Kretschmann: Verhandlungen sind "kein Zuckerschlecken"

Die Verhandlungen über die Ministerien und deren Zuschnitt in der L-Bank in Stuttgart dauerten deutlich länger als ursprünglich geplant. Eigentlich wollten die Spitzen um Kretschmann und CDU-Landeschef Thomas Strobl schon nach gut einer Stunde fertig sein. Doch die künftigen Partner verhakten sich. Kretschmann und Strobl mussten mehrfach unter vier Augen sprechen, es gab weitere kleinere Runden, bis man sich dann gegen 23.15 Uhr im größeren Kreis zusammensetzte und nach zehn Minuten eine Lösung hatte. Nach Abschluss der Runde sagte Kretschmann der dpa, die Verhandlungen seien "kein Zuckerschlecken" gewesen. Zu dem offensichtlichen Zwist mit der CDU sagte er: "Man ist nie allein auf der Welt."

Ein 6:5 statt 6:4 - CDU kann Gesicht wahren

Der Regierungschef hatte schon am Wochenende erklärt, er könne sich trotz der corona-bedingt schlechten Haushaltslage vorstellen, ein weiteres Ministerium zu schaffen. Das Land hat bisher zehn Fachressorts, Grüne und CDU führen jeweils fünf - das Staatsministerium von Kretschmann nicht mitgerechnet. Nach dem klaren Wahlsieg der Grünen war erwartet worden, dass sie künftig mehr Ressorts beanspruchen. In Parteikreisen hieß es schon länger, Grün-Schwarz könnte ein weiteres Ministerium schaffen, damit das Verhältnis nicht 6 zu 4 ausfällt, sondern nur 6 zu 5.

Kretschmanns Staatsministerin dürfte ins Kultusressort umziehen

Bisher sitzen die Grünen im Finanz-, Umwelt-, Verkehrs-, Wissenschafts- und Gesundheitsministerium. Die wollen die Ökos auch gern behalten. Die CDU hat bisher die Ressorts für Inneres, Kultus, Agrar, Wirtschaft und Justiz. Es hieß schon länger, die Grünen wollten dieses Mal das Kultusministerium übernehmen, es ist mit einem Etat von 13 Milliarden Euro das finanziell gewichtigste. Da sich Ministerin Susanne Eisenmann nach ihrem Scheitern als CDU-Spitzenkandidatin aus der Politik zurückzieht, muss es ohnehin neu besetzt werden. Als chancenreichste Kandidatin gilt Staatsministerin Theresa Schopper (60), die früher bayerische Grünen-Chefin war.

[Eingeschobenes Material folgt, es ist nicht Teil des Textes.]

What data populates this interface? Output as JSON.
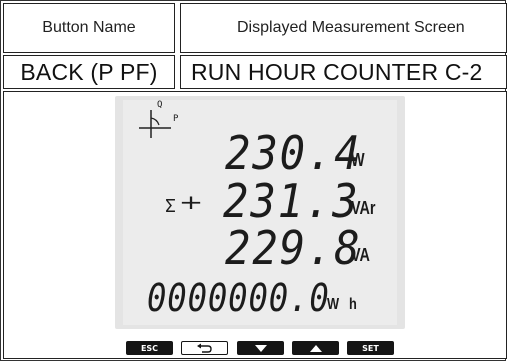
{
  "table": {
    "header_left": "Button Name",
    "header_right": "Displayed Measurement Screen",
    "row_left": "BACK (P PF)",
    "row_right": "RUN HOUR COUNTER  C-2"
  },
  "display": {
    "axis_q": "Q",
    "axis_p": "P",
    "line1_value": "230.4",
    "line1_unit": "W",
    "sigma": "Σ",
    "cap_symbol": "⊣⊢",
    "line2_value": "231.3",
    "line2_unit": "VAr",
    "line3_value": "229.8",
    "line3_unit": "VA",
    "counter_value": "0000000.0",
    "counter_unit": "W h"
  },
  "buttons": {
    "esc": "ESC",
    "back_icon": "back-arrow-icon",
    "down_icon": "down-triangle-icon",
    "up_icon": "up-triangle-icon",
    "set": "SET"
  }
}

Danyal Bayaz. Archivfoto: dpa

Überraschungskandidat für Finanzministerium

Bei der Besetzung des Finanzministeriums bahnt sich eine Überraschung an. Heißer Kandidat ist der 37-jährige Grünen-Bundestagsabgeordnete Danyal Bayaz aus Heidelberg. Der frühere Unternehmensberater hat sich als Finanzexperte und Grünen-Vertreter im Untersuchungsausschuss zum Skandal um den Finanzdienstleister Wirecard einen Namen gemacht. Bayaz habe schon signalisiert, die Nachfolge der scheidenden Ressortchefin Edith Sitzmann übernehmen zu wollen, hieß es. Die "Stuttgarter Zeitung" und die "Stuttgarter Nachrichten" hatten schon berichtet, dass Bayaz im Gespräch sei.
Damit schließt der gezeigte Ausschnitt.